Ce plat riche et savoureux de choucroute étagée au porc haché unit les générations de la famille du chef Jacob Kenedy, contrainte de fuir son foyer ancestral en Hongrie.
J'avais oublié cette recette jusqu'au mois dernier. Lors d'une visite chez ma tante et mon oncle à Cambridge, Ros, excellente cuisinière, a insisté pour me préparer un plat inoubliable : le rakott káposzta de ma grand-mère.
J'étais ravi de le déguster ; les souvenirs ont afflué instantanément. Pendant le repas, j'ai noté ses ingrédients et recréé la recette chez moi. Identique au premier essai ! Ma grand-mère Agnès la préparait souvent.
Agnès était une femme exceptionnelle : nourricière, aimante et généreuse. Sa vie fut rude – elle survécut à l'Holocauste, échappa à un convoi vers les camps et fuit la Hongrie pour l'Irlande. Là, la famille cacha sa judéité, adoptant le nom irlandais Kenedy au lieu de Kauders et intégrant le porc à son alimentation. Curiously, l'interdit du porc se transféra à l'agneau, qu'elle évita ensuite.

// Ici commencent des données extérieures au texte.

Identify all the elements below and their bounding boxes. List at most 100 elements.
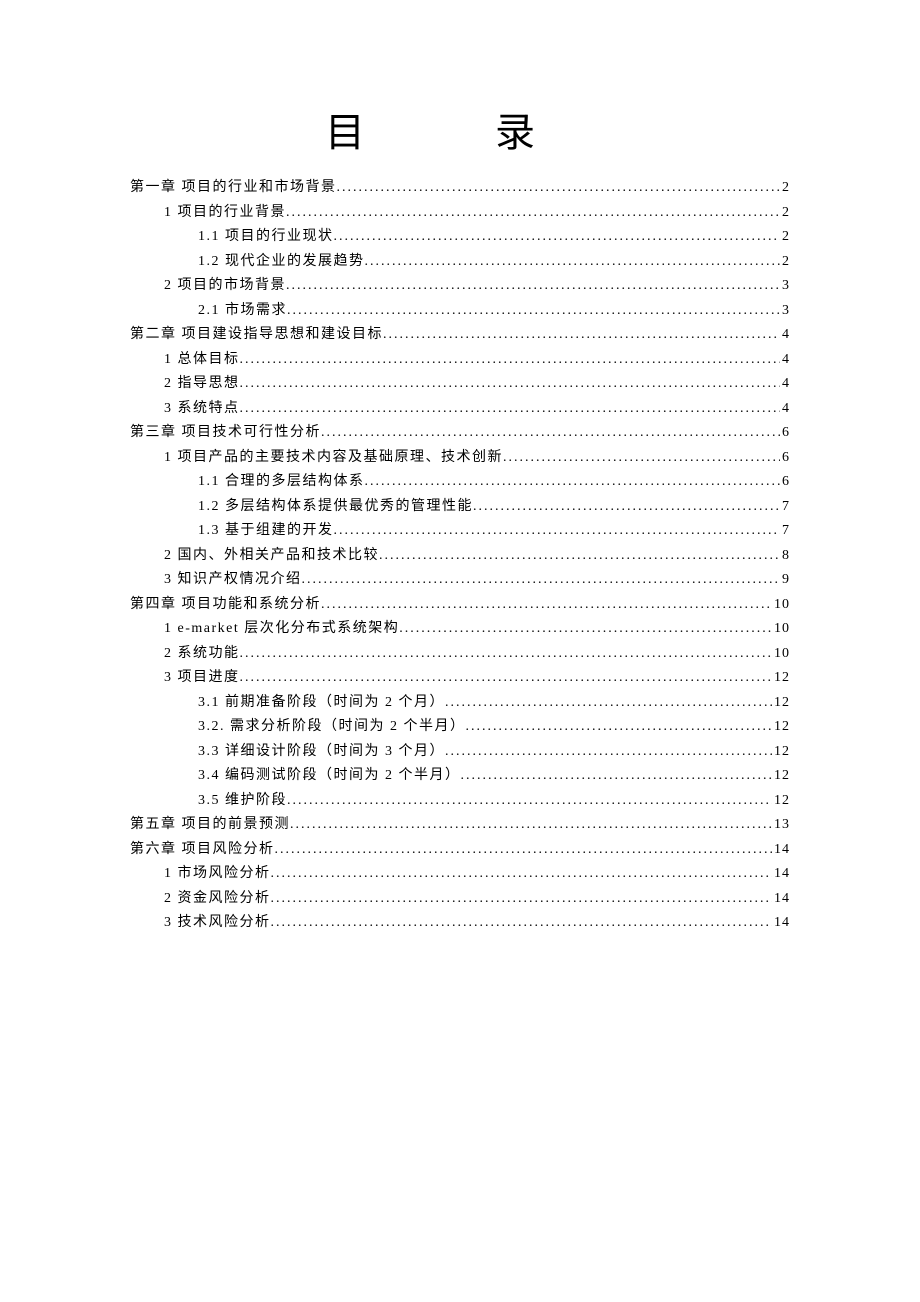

Agnès habitait Westpark Road à Kew. Sa maison, modeste et imprégnée d'odeurs variées, m'attirait toujours. Son terrier Mitsy puait, son étang abritait des tritons que je pêchais des heures. Camélias, groseilles, un jardin de bouteilles mystérieux et un débarras encombré ajoutaient au charme. Mon arrière-grand-mère Lily, muette en anglais, amplifiait l'énigme.
Ma grand-mère adorait cuisiner pour tous, surtout ses petits-enfants. Je jouais avec ses pieds en cuisine tandis qu'elle épluchait raisins et pommes Granny Smith en tranches translucides. J'étais exigeant ! Le rakott káposzta m'excitait toujours ; déception si absent. Plat unique, complet, accompagné d'une abondance : poulet rôti, langue froide, soupe de poisson (toujours préparée par mon père et sa sœur, différemment).
Agnès excellait en gâteaux : crêpes stratifiées au chocolat, confiture, noix ; beignets légendaires. La nourriture comptait doublement après les privations nazies.
Ma grand-mère maternelle Ginnie, l'opposé : glamour incarné, de Plaquemine (Louisiane) à Broadway, Hollywood (avec Marilyn Monroe) et Italie. Influences italiennes marquèrent mon enfance.
Famille unie malgré le divorce parental. Maison d'Agnès : cœur familial. Plats évocateurs : artichaut sur les genoux du grand-père, etc. Nourriture obsède ma mémoire gustative pré-16 ans.
Mon favori : ce layered cabbage hongrois à la choucroute et porc haché. Équilibré, acidulé, charnu, paprikaé, riche.
Version d'Agnès : viande-riz intégrés. Minimum de gras pour optimal ; plat équilibré.
Pour 12 personnes
Choucroute :
4 bocaux de 650 g choucroute
125 g saindoux (ou beurre / 125 ml huile)
2 c. à s. graines carvi
6 gousses ail hachées
3 gros oignons hachés
Sel, poivre
100 g aneth haché (facultatif)
Viande :
500 g riz brun (brun tolérant ; Agnès utilisait blanc)
125 g saindoux / beurre (ou 125 ml huile)
6 gousses ail hachées
2 gros oignons hachés
2 poivrons rouges/verts hachés
Sel, poivre
300 g saucisse hongroise kolbász / chorizo (ou 200 g kabanos fumé), en rondelles
120 g paprika doux hongrois non fumé
200 g concentré tomate
1,5 kg porc haché
500 ml bouillon poulet/porc/légumes
Partie laitière :
1 kg yaourt grec + 1 kg crème fraîche, mélangés (versions allégées OK, entières préférables)
1. Égoutter, rincer, égoutter choucroute.
2. Chauffer graisse ; ajouter carvi, ail, oignons, sel, poivre. Frire 20 min moyen.
3. Ajouter choucroute ; cuire 45 min translucide/brillante. Assaisonner, aneth si voulu.
4. Bouillir riz salé. Chauffer graisse ; ail, oignons, poivrons, sel, poivre ; 20 min.
5. Ajouter saucisse 5 min ; paprika, tomate 5 min ; porc, enrober, cuire vif en remuant ; bouillon, mijoter 20 min. Égoutter riz, mélanger.
6. Dans grand plat profond : moitié viande, chou, laitier ; répéter. Cuire 180°C/350°F/th.4, 1h jusqu'à doré/chaud.